Director Yuval Adler places audiences on a tightrope of suspense in his dark and foreboding tale of justice and the truth in The Secrets We Keep. Set in the years following the end of WWII, The Secrets We Keep focuses in on sudden events of previously buried trauma, and Adler uses this intense kidnap narrative to explore ideas of memory, secrets, identity and truth, and it’s 97 minutes of pure suspense.

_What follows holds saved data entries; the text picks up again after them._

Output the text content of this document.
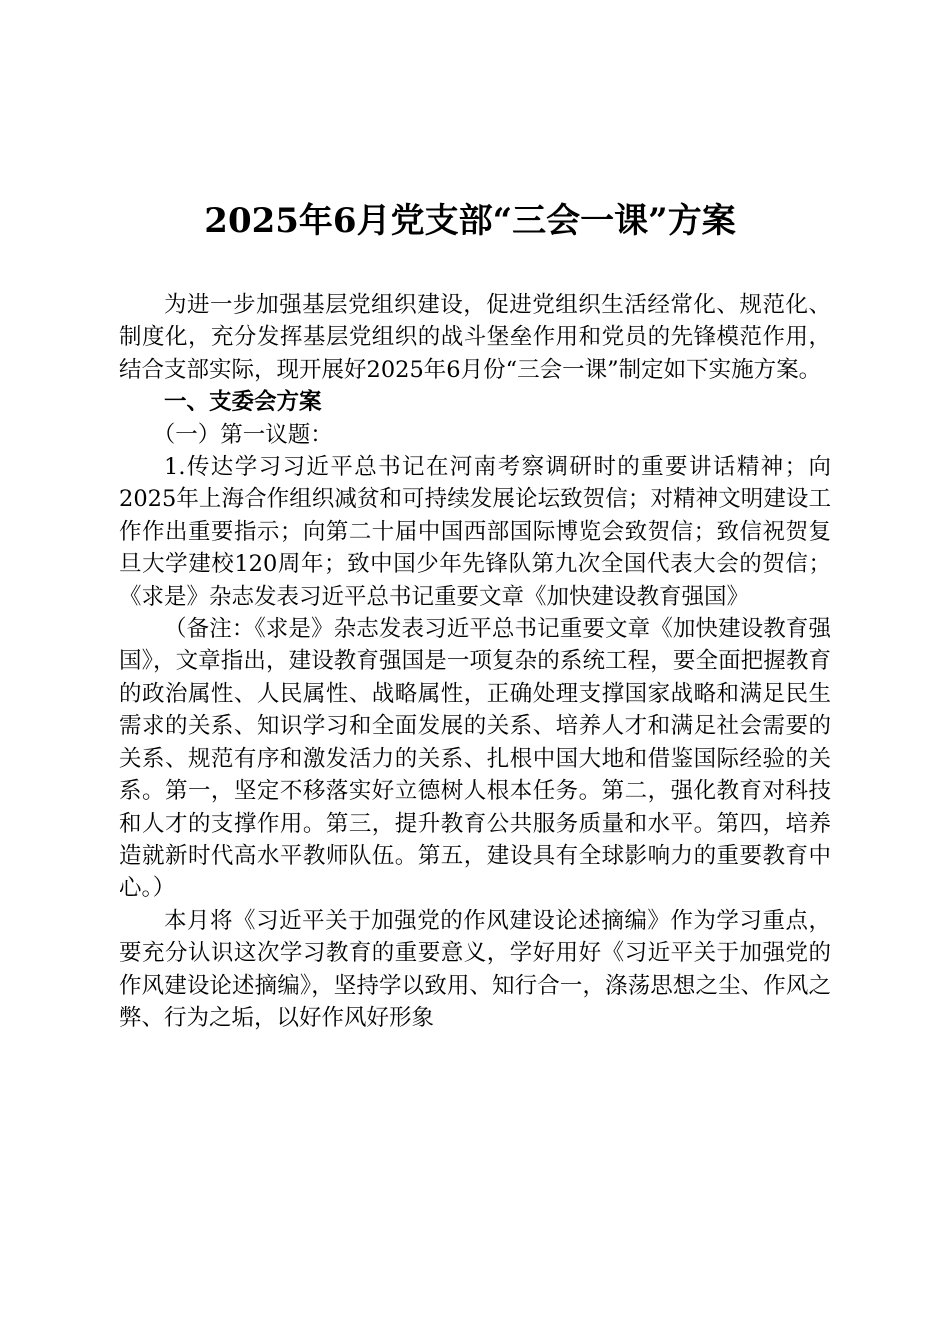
2025年6月党支部“三会一课”方案

为进一步加强基层党组织建设，促进党组织生活经常化、规范化、制度化，充分发挥基层党组织的战斗堡垒作用和党员的先锋模范作用，结合支部实际，现开展好2025年6月份“三会一课”制定如下实施方案。

一、支委会方案

（一）第一议题：

1.传达学习习近平总书记在河南考察调研时的重要讲话精神；向2025年上海合作组织减贫和可持续发展论坛致贺信；对精神文明建设工作作出重要指示；向第二十届中国西部国际博览会致贺信；致信祝贺复旦大学建校120周年；致中国少年先锋队第九次全国代表大会的贺信；《求是》杂志发表习近平总书记重要文章《加快建设教育强国》

（备注：《求是》杂志发表习近平总书记重要文章《加快建设教育强国》，文章指出，建设教育强国是一项复杂的系统工程，要全面把握教育的政治属性、人民属性、战略属性，正确处理支撑国家战略和满足民生需求的关系、知识学习和全面发展的关系、培养人才和满足社会需要的关系、规范有序和激发活力的关系、扎根中国大地和借鉴国际经验的关系。第一，坚定不移落实好立德树人根本任务。第二，强化教育对科技和人才的支撑作用。第三，提升教育公共服务质量和水平。第四，培养造就新时代高水平教师队伍。第五，建设具有全球影响力的重要教育中心。）

本月将《习近平关于加强党的作风建设论述摘编》作为学习重点，要充分认识这次学习教育的重要意义，学好用好《习近平关于加强党的作风建设论述摘编》，坚持学以致用、知行合一，涤荡思想之尘、作风之弊、行为之垢，以好作风好形象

The Secrets We Keep is all the more intense through the lingering doubt of its characters and the multiple viewpoints established between the three of them. Each of them have their own biases and differing opinions. Then the narrative mixes into this long-held secrets, burning lies and some awful truth, and Adler keeps his audience bound in a suspenseful vice-like grip that dosen’t let up for a moment. This movie starts quick and fast and things soon get dire because of Maja’s actions and her kidnapping of the man she suspects to have abused her during the war. But did he actually do it, or has the nightmares of her mind finally caused her to snap. It’s this uncertain narrative that keeps you guessing the whole way through and leads into an ending that is completely shocking and unexpected.

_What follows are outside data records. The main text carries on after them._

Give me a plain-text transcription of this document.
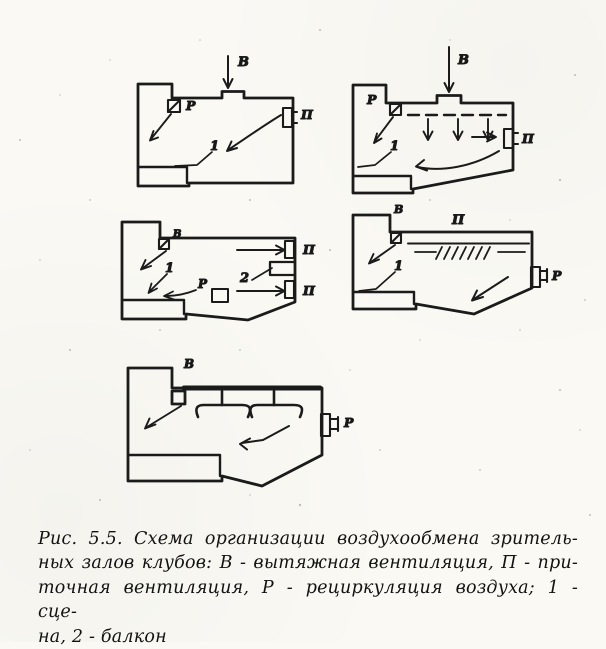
В
Р
П
1
В
Р
П
1
В
1
Р	2
П
П
В
П
Р
1
В
Р
Рис. 5.5. Схема организации воздухообмена зритель-
ных залов клубов: В - вытяжная вентиляция, П - при-
точная вентиляция, Р - рециркуляция воздуха; 1 - сце-
на, 2 - балкон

Noomi Rapace is the central focus of The Secrets We Keep as the film’s main protagonist Maja. As a Roma Gypsy who suffered greatly through WWII she has now built a new life for herself and her family in post-war America…until the dark moments of her past awaken once again. Rapace is consistently one of the most interesting working actresses in Hollywood and here she spins audiences for a loop with her performance. Going from cheerful housewife to wide-eyed kidnapper, Rapace’s unhinged intensity makes you both certain and doubtful of Maja’s quest for justice all at the same time. Rapace keeps her audience guessing the whole way through and her handling of such dark subject matter is a tribute to her level of talent as a performer.
Forming the object of Maja’s fury is Joel Kinnaman’s Thomas Steinman, a Swiss immigrant who has settled in the same town as Maja, but who in her eyes is actually an SS officer who abused her and her sister during the war. But who exactly is he? Like Rapace, Kinnaman excels as her bound subject, and from the outset, you can never tell whether he’s innocent or guilty. Whether he’s telling the truth or simply doing everything he can to survive Maja’s onslaught of rage. Kinnaman is given very tight confines to work with in The Secrets We Keep and like Rapace he keeps audiences on their toes the entire time.

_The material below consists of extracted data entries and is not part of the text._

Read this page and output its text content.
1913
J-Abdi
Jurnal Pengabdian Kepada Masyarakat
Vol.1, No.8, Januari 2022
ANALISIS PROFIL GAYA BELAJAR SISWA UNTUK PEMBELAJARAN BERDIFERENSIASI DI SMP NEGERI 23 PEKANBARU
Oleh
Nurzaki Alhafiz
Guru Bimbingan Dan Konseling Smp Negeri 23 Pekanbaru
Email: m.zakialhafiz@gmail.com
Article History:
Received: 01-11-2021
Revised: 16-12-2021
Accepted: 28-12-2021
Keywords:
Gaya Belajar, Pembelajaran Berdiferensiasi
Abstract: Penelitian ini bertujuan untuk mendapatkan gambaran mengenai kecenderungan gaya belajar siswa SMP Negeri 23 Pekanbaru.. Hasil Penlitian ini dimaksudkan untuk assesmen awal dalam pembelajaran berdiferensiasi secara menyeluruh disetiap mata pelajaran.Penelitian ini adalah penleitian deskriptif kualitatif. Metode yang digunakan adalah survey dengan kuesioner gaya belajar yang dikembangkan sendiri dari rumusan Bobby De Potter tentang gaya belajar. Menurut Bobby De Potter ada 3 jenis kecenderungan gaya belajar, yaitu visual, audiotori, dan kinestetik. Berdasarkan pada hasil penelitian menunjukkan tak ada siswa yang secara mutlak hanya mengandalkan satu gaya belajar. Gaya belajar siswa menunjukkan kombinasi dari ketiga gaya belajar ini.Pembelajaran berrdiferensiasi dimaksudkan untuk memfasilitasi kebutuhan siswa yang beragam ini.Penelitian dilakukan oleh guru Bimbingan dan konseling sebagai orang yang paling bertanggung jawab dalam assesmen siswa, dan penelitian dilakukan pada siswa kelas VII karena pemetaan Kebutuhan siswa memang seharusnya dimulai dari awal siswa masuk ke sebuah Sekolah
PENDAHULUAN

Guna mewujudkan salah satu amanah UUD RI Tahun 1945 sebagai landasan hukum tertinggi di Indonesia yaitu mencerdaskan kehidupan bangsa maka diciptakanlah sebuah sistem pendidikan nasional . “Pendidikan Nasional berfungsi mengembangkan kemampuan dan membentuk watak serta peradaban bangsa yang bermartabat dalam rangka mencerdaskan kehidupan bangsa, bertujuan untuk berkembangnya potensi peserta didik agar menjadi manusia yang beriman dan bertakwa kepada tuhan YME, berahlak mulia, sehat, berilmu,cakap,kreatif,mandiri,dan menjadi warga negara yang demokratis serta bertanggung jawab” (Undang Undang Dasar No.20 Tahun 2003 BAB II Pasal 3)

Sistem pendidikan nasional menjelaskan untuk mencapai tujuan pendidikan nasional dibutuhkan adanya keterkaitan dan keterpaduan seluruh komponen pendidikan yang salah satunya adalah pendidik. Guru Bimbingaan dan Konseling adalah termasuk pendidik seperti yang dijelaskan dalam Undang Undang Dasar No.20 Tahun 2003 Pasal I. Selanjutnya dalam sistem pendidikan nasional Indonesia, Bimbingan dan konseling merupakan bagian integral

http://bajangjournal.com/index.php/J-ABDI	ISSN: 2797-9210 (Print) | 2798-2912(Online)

Stuck in the middle of his wife’s quest for revenge is Chris Messina as Lewis, a former Army doctor who she met after the war and whom she has managed to build a life with in America. A naturally good and just man, he soon finds himself caught up in this impossible situation and an accessory to her crime which heightens the tension even further. Messina’s Lewis is the devil’s advocate of the film. And he’s stuck between a rock and a hard place with his wife’s rapidly deteriorating mental state and the fact that that there’s a kidnapped man, who may, or may not, be a Nazi in his basement. Messina plays up the panic of the situation perfectly and leans into and pulls away from his wife heightening the stress of the picture further.
The Secrets We Keep is a thriller in the classic sense as it builds quickly and doesn’t let up to the very end. Yudal doesn’t waste any time here and his insistence on a quick and to the point cinematic experience keeps you primed as an audience member. One of the ways that he builds up the anxiety and pressure of the picture is through his use of a very tight and confined style of cinematography that amplifies the claustrophobia of the film and helps to draw out Maja’s already unstable mental condition even further.
The Secrets We Keep is a film for those who like their thrillers to keep them slightly on edge. Its exploration of trauma and the dark corners of the mind marks it out as something different and it doesn’t let up for a moment.